“Then we shall soon set that matter right. I can give witness to the contrary. Tell her I will come presently; and take this for your trouble.”

The soldier retired, and Fabiola was left alone. When there was something to do her mind was at once energetic and concentrated, though afterwards the tenderness of womanhood might display itself the more painfully. She wrapped herself close up, proceeded alone to the prison, and was at once conducted to the separate cell, which Agnes had obtained in consideration of her rank, backed by her parents’ handsome largitions.

“What is the meaning of this, Agnes?” eagerly inquired Fabiola, after a warm embrace.

“I was arrested a few hours ago, and brought hither.”

“And is Fulvius fool enough, as well as scoundrel, to trump up an accusation against you, which five minutes will confute? I will go to Tertullus myself, and contradict his absurd charge at once.”

“What charge, dearest?”

“Why, that you are a Christian.”

“And so I am, thank God!” replied Agnes, making on herself the sign of the cross.

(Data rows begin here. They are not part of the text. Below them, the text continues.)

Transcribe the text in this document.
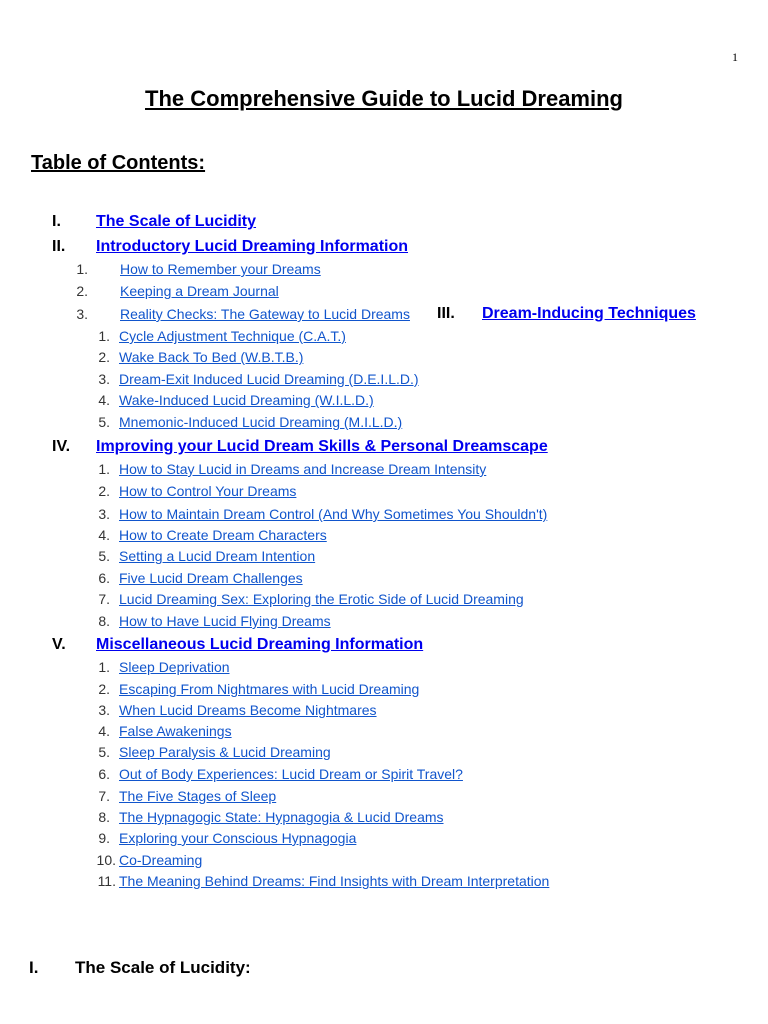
1
The Comprehensive Guide to Lucid Dreaming
Table of Contents:
I. The Scale of Lucidity
II. Introductory Lucid Dreaming Information
1. How to Remember your Dreams
2. Keeping a Dream Journal
3. Reality Checks: The Gateway to Lucid Dreams III. Dream-Inducing Techniques
1. Cycle Adjustment Technique (C.A.T.)
2. Wake Back To Bed (W.B.T.B.)
3. Dream-Exit Induced Lucid Dreaming (D.E.I.L.D.)
4. Wake-Induced Lucid Dreaming (W.I.L.D.)
5. Mnemonic-Induced Lucid Dreaming (M.I.L.D.)
IV. Improving your Lucid Dream Skills & Personal Dreamscape
1. How to Stay Lucid in Dreams and Increase Dream Intensity
2. How to Control Your Dreams
3. How to Maintain Dream Control (And Why Sometimes You Shouldn't)
4. How to Create Dream Characters
5. Setting a Lucid Dream Intention
6. Five Lucid Dream Challenges
7. Lucid Dreaming Sex: Exploring the Erotic Side of Lucid Dreaming
8. How to Have Lucid Flying Dreams
V. Miscellaneous Lucid Dreaming Information
1. Sleep Deprivation
2. Escaping From Nightmares with Lucid Dreaming
3. When Lucid Dreams Become Nightmares
4. False Awakenings
5. Sleep Paralysis & Lucid Dreaming
6. Out of Body Experiences: Lucid Dream or Spirit Travel?
7. The Five Stages of Sleep
8. The Hypnagogic State: Hypnagogia & Lucid Dreams
9. Exploring your Conscious Hypnagogia
10. Co-Dreaming
11. The Meaning Behind Dreams: Find Insights with Dream Interpretation
I. The Scale of Lucidity:
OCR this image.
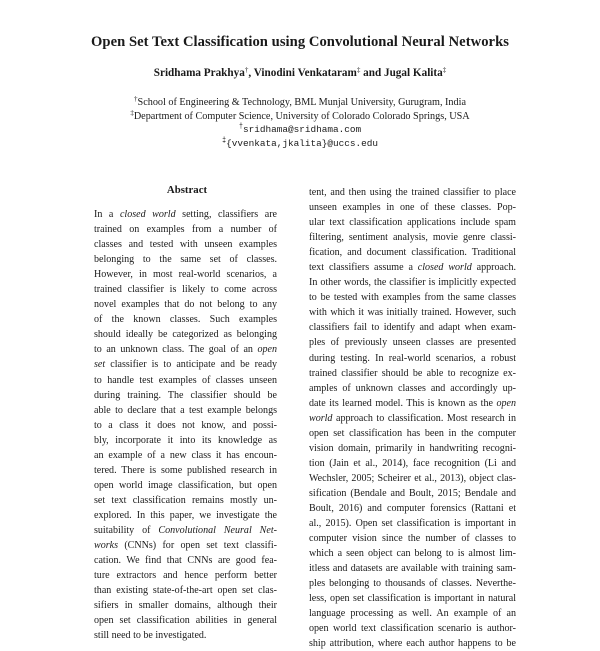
Open Set Text Classification using Convolutional Neural Networks
Sridhama Prakhya†, Vinodini Venkataram‡ and Jugal Kalita‡
†School of Engineering & Technology, BML Munjal University, Gurugram, India
‡Department of Computer Science, University of Colorado Colorado Springs, USA
†sridhama@sridhama.com
‡{vvenkata,jkalita}@uccs.edu
Abstract
In a closed world setting, classifiers are
trained on examples from a number of
classes and tested with unseen examples
belonging to the same set of classes.
However, in most real-world scenarios, a
trained classifier is likely to come across
novel examples that do not belong to any
of the known classes. Such examples
should ideally be categorized as belonging
to an unknown class. The goal of an open
set classifier is to anticipate and be ready
to handle test examples of classes unseen
during training. The classifier should be
able to declare that a test example belongs
to a class it does not know, and possi-
bly, incorporate it into its knowledge as
an example of a new class it has encoun-
tered. There is some published research in
open world image classification, but open
set text classification remains mostly un-
explored. In this paper, we investigate the
suitability of Convolutional Neural Net-
works (CNNs) for open set text classifi-
cation. We find that CNNs are good fea-
ture extractors and hence perform better
than existing state-of-the-art open set clas-
sifiers in smaller domains, although their
open set classification abilities in general
still need to be investigated.
tent, and then using the trained classifier to place
unseen examples in one of these classes. Pop-
ular text classification applications include spam
filtering, sentiment analysis, movie genre classi-
fication, and document classification. Traditional
text classifiers assume a closed world approach.
In other words, the classifier is implicitly expected
to be tested with examples from the same classes
with which it was initially trained. However, such
classifiers fail to identify and adapt when exam-
ples of previously unseen classes are presented
during testing. In real-world scenarios, a robust
trained classifier should be able to recognize ex-
amples of unknown classes and accordingly up-
date its learned model. This is known as the open
world approach to classification. Most research in
open set classification has been in the computer
vision domain, primarily in handwriting recogni-
tion (Jain et al., 2014), face recognition (Li and
Wechsler, 2005; Scheirer et al., 2013), object clas-
sification (Bendale and Boult, 2015; Bendale and
Boult, 2016) and computer forensics (Rattani et
al., 2015). Open set classification is important in
computer vision since the number of classes to
which a seen object can belong to is almost lim-
itless and datasets are available with training sam-
ples belonging to thousands of classes. Neverthe-
less, open set classification is important in natural
language processing as well. An example of an
open world text classification scenario is author-
ship attribution, where each author happens to be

The announcement did not strike Fabiola like a thunderbolt, nor rouse her, nor stagger her, nor perplex her. Sebastian’s death had taken all edge or heaviness from it. She had found that faith existing in what she had considered the type of every manly virtue; she was not surprised to find it in her, whom she had loved as the very model of womanly perfection. The simple grandeur of that child’s excellence, her guileless innocence, and unexcepting kindness, she had almost worshipped. It made Fabiola’s difficulties less, it brought her problem nearer to a solution, to find two such peerless beings to be not mere chance-grown plants, but springing from the same seed. She bowed her head in a kind of reverence for the child, and asked her, “How long have you been so?”

“All my life, dear Fabiola; I sucked the faith, as we say, with my mother’s milk.”